Dicho lo cual, estas herramientas existen y técnicamente es fascinante ver cómo funcionan. Si decides explorarlas, sé consciente de las implicaciones legales en tu país y toma medidas de precaución: usa conexiones seguras (algunos usan VPN para tráfico P2P), no abras puertos innecesarios, usa trackers fiables, etc. Y por supuesto, apoya a los creadores en la medida de lo posible: un NAS no es excusa para dejar de pagar por la cultura. Busca las vías para que tu dinero llegue de verdad a los artistas y no dudes en hacerlo. En la práctica, nadie te va a perseguir por digitalizar tu colección personal o por ver una película descargada ilegalmente de la red, pero es importante saber dónde están los límites legales. Para temas educativos, como el caso que os planteaba antes, existen límites y excepciones que permiten usar fragmentos de obras en clase o investigación sin permiso (provenientes del fair use americano), pero suelen ser acotados. En definitiva: sé responsable.
En Viernes en Kiribati he hablado en las últimas dos semanas de navegar contracorriente. Montar un NAS en casa es, en el fondo, otro acto de resistencia cultural tranquila. Significa que en vez de adaptarnos 100% a las herramientas y catálogos que nos ofrecen las grandes plataformas, nos tomamos el tiempo de crear nuestro propio espacio. Es un poco como construir un faro en tu islote: da trabajo al principio, pero luego alumbra tu travesía y la de quien venga detrás. Recuperas autonomía sobre tus datos, pero también sobre tus ritmos. Tener tu propia nube te invita a ser más selectivo: guardas las fotos que realmente importan (porque ya no hay espacio “ilimitado”, pero son realmente tuyos los terabytes), ves películas de tu colección a conciencia en lugar de dejarte llevar por el algoritmo de turno, gestionas tu música, tus apuntes y tus recuerdos con un sentido más personal.
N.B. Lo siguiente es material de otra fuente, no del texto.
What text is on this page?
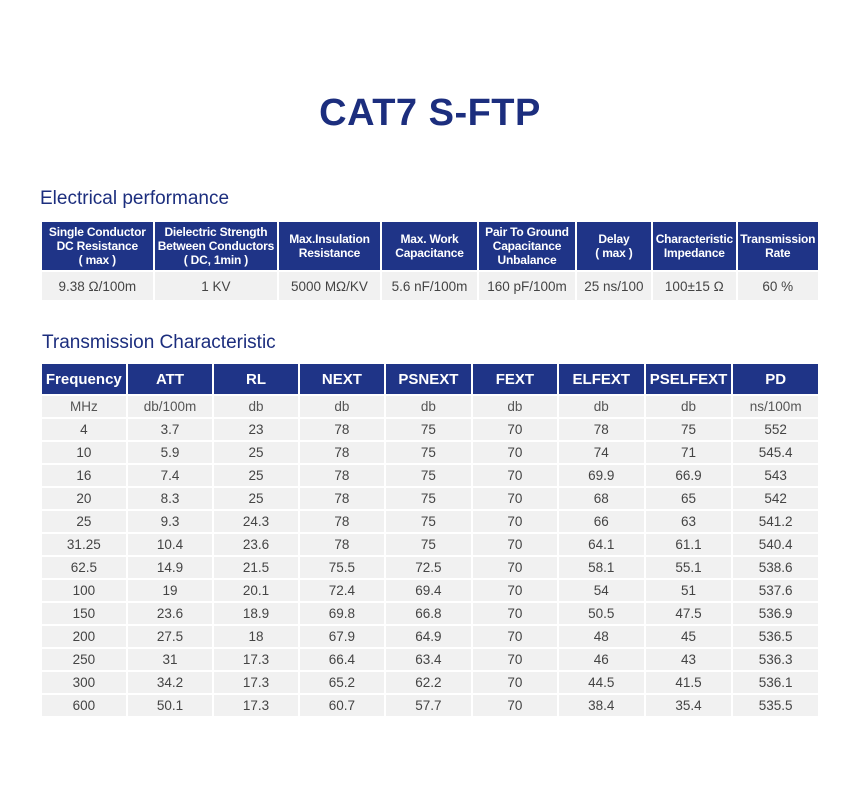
CAT7 S-FTP
Electrical performance
Single Conductor
DC Resistance
( max )	Dielectric Strength
Between Conductors
( DC, 1min )	Max.Insulation
Resistance	Max. Work
Capacitance	Pair To Ground
Capacitance
Unbalance	Delay
( max )	Characteristic
Impedance	Transmission
Rate
9.38 Ω/100m	1 KV	5000 MΩ/KV	5.6 nF/100m	160 pF/100m	25 ns/100	100±15 Ω	60 %
Transmission Characteristic
Frequency	ATT	RL	NEXT	PSNEXT	FEXT	ELFEXT	PSELFEXT	PD
MHz	db/100m	db	db	db	db	db	db	ns/100m
4	3.7	23	78	75	70	78	75	552
10	5.9	25	78	75	70	74	71	545.4
16	7.4	25	78	75	70	69.9	66.9	543
20	8.3	25	78	75	70	68	65	542
25	9.3	24.3	78	75	70	66	63	541.2
31.25	10.4	23.6	78	75	70	64.1	61.1	540.4
62.5	14.9	21.5	75.5	72.5	70	58.1	55.1	538.6
100	19	20.1	72.4	69.4	70	54	51	537.6
150	23.6	18.9	69.8	66.8	70	50.5	47.5	536.9
200	27.5	18	67.9	64.9	70	48	45	536.5
250	31	17.3	66.4	63.4	70	46	43	536.3
300	34.2	17.3	65.2	62.2	70	44.5	41.5	536.1
600	50.1	17.3	60.7	57.7	70	38.4	35.4	535.5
El filósofo Yves Citton propone pasar de la economía de la atención a una ecología de la atención, donde cultivemos nuestro foco en vez de cederlo a mil estímulos. Parece frivolizar cuando vinculo esto con poner un NAS en tu casa, pero en la práctica promueve esa ecología: te obliga a organizar, cuidar, decidir qué vale la pena almacenar. En lugar del scroll infinito, tiendes más a un consumo cultural consciente (por ejemplo, ver lo que realmente te interesa, porque tú lo has curado en tu biblioteca). Ya que parece que no podemos controlar los medios de producción, aquí podríamos decir que, al menos, controlas los medios de reproducción digital de tu vida cotidiana. No es una panacea ni nos librará del mundo Big Tech mágicamente, pero es una pequeña utopía práctica.
Kiribati, con sus islas dispersas en varios husos, nos enseña que la periferia puede unirse con ingenio (moviendo líneas del mapa si hace falta). Nuestra periferia cultural digital puede también reunirse: creando redes pequeñas, independientes, federadas quizás, donde el criterio de cada cual prime sobre la tiranía del algoritmo comercial. Ser tu propia nube es un paso en esa dirección: reafirmar que en este rincón del Pacífico digital mandas tú. Y como todo viaje, no estás solo: hay comunidades enteras de navegantes que han construido faros similares, dispuestos a compartir consejos, a echar una mano si tu luz se apaga por momentos. La travesía vale la pena.




Qué pasada que toda la coña de Kiribati haya desembocado en este proyecto tan GUAY.
❤️
Maravilla, as usual. Me ha recordado que tengo que configurarme la VPN para acceder desde Alemania. Viva Kiribati!